NCAA PROBES MAN, IS KICKED OUT OF BYU FOR THE CLEAR VIOLATION OF HONOR CODE. Ha-ha, double entendre!
WHY'D YOU DO THAT TO THAT NICE MAN WHO HELPS DUCKS DUCKS DO SO MUCH FOR US AND WORK FOR THE FASHION POLICE FOR FREE.
Yahoo and ESPN had to go bang-bang yesterday with their respective stories on the NCAA's investigation of Wllie Lyles, a man who served as a herder of recruits for Oregon and other schools including Auburn, Baylor, LSU, Oklahoma State, USC and Texas A&M. Lyles received $25,000 for his services, paid for free and clear by Oregon to the service in an act that is, for the moment, completely okay by NCAA bylaws. The NCAA is not Lache Seastrunk's mom, who has a different understanding of amateur athletic jurisprudence.
"Willie said he was a trainer," Evelyn Seastrunk said. "Now Oregon says he's a scout? Is he on Oregon's payroll? If Willie Lyles collected $25,000 off my son he needs to be held accountable. The NCAA must find out for me. I don't know how to digest someone cashing in on my son."
As far as whether this is going to be trouble for any of these schools: that seems unlikely since the funneling of cash to recruiting "services" (however vaguely defined those are by title and organization) remains fair practice. By the way, "funneling" makes it sound so much dirtier, and that is precisely why we used that word. What will likely happening is a rewriting of the rules surrounding recruiting services and censure/banishment of Lyles, who while technically not doing anything wrong here is certainly living too close to Sketchtown for the NCAA's comfort level.
(Oh, and we wrote about this exact loophole last week because WE HAVE POWERS.)
SUMMARIZED IN ONE JANKED-UP SENTENCE. Teenager tells the truth, teenager backtracks when told the truth is inconvenient, teen vows to only tweet random shit like WEST AFRICA because no one is really interested in that save for jeering bloggers.
AARON MURRAY HAS A SENSE OF HUMOR. Wonders never cease.
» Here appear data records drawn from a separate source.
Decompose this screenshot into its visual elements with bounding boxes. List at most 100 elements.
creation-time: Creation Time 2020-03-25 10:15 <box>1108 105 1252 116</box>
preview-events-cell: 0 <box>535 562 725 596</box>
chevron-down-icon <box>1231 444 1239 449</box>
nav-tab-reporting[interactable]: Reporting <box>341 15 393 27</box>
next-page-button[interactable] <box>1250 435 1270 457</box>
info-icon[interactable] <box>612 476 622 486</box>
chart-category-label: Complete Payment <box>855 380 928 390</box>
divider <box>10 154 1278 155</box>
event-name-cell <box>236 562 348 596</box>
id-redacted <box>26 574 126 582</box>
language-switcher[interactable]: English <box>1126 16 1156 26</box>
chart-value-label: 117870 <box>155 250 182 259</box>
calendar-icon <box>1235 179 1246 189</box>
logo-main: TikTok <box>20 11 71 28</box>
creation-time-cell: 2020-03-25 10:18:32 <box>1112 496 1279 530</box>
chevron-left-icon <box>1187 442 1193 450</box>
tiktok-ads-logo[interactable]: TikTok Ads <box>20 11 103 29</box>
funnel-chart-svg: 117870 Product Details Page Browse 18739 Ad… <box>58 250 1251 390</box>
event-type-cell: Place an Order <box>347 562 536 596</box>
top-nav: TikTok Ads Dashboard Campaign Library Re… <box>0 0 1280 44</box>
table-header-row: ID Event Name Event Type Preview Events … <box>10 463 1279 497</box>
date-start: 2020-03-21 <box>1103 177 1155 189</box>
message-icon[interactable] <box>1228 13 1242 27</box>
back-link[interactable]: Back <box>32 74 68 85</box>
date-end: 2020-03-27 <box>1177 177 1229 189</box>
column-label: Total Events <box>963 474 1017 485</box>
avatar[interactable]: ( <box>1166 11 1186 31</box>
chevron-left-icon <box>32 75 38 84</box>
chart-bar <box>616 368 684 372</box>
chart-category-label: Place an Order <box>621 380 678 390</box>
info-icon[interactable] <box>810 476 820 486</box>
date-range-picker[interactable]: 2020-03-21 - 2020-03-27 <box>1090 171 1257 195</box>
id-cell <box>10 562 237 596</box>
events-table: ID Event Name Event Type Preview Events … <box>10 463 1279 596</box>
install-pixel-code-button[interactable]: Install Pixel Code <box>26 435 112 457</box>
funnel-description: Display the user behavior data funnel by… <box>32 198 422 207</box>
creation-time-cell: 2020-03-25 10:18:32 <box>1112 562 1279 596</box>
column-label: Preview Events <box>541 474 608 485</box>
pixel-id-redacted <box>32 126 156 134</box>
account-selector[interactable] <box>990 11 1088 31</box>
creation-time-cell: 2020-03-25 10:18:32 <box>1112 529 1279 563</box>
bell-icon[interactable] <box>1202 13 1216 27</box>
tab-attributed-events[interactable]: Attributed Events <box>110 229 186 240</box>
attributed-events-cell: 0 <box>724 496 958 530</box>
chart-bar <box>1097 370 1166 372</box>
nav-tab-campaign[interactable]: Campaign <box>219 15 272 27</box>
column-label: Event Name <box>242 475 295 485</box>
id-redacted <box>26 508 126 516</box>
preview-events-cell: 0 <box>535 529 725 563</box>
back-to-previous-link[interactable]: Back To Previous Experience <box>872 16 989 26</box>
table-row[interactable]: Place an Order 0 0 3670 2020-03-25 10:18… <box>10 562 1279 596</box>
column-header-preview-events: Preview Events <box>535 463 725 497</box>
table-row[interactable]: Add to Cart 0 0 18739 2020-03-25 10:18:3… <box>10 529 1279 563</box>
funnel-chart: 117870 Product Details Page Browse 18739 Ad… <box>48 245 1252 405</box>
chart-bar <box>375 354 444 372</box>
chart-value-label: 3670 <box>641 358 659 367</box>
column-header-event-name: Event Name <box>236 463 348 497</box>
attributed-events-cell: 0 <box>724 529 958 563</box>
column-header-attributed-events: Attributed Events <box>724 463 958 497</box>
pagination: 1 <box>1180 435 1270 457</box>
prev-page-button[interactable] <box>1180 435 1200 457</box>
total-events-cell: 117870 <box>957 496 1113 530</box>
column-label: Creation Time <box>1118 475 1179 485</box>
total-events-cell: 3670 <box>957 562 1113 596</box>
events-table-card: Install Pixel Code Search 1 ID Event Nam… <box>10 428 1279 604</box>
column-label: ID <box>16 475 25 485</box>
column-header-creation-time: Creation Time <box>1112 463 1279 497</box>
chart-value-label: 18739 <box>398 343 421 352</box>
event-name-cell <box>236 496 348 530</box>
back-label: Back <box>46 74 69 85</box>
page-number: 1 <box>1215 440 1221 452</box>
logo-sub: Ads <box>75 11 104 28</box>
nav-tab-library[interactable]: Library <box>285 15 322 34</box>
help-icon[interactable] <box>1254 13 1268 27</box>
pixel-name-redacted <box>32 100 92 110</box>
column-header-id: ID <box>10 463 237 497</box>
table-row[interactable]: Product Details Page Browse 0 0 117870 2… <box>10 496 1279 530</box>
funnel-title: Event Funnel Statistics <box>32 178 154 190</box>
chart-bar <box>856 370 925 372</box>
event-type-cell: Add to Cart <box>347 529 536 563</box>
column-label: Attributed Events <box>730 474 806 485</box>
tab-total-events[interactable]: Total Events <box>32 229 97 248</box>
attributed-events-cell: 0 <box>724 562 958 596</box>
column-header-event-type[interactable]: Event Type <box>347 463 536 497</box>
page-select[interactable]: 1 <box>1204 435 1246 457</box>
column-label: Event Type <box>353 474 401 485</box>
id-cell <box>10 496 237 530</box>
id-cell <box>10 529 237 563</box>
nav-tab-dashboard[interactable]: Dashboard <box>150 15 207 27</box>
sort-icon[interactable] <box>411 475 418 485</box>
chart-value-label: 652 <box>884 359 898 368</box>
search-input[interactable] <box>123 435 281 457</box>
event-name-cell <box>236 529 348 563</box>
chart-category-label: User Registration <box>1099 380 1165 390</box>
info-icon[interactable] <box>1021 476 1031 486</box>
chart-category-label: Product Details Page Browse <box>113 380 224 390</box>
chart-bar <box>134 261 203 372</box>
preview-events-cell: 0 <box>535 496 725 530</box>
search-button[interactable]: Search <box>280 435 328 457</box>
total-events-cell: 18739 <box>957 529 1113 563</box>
"My leg got amputated last weekend, so I’ve only got one leg," Murray said sarcastically. "I’ve got to steal one to play the season with."
He's winking at all you crusty old former Red and Black-ers who perpetually bemoan the degraded state of the paper, y'all.
REALLY, MATH IS UNFAIR, ESPECIALLY WHEN YOU'RE BAD AT IT. Dave Wannstedt says his track record regarding player conduct is misunderstood, and that's funny because like CNNSI's writers who put the piece together in the first place he doesn't understand basic statistics, either. (But you already knew this.)
FULMER CUP NOTE. We see this, and it will be included in the next update with a bonus point for police chase achievement unlocked, Washington Husky fans.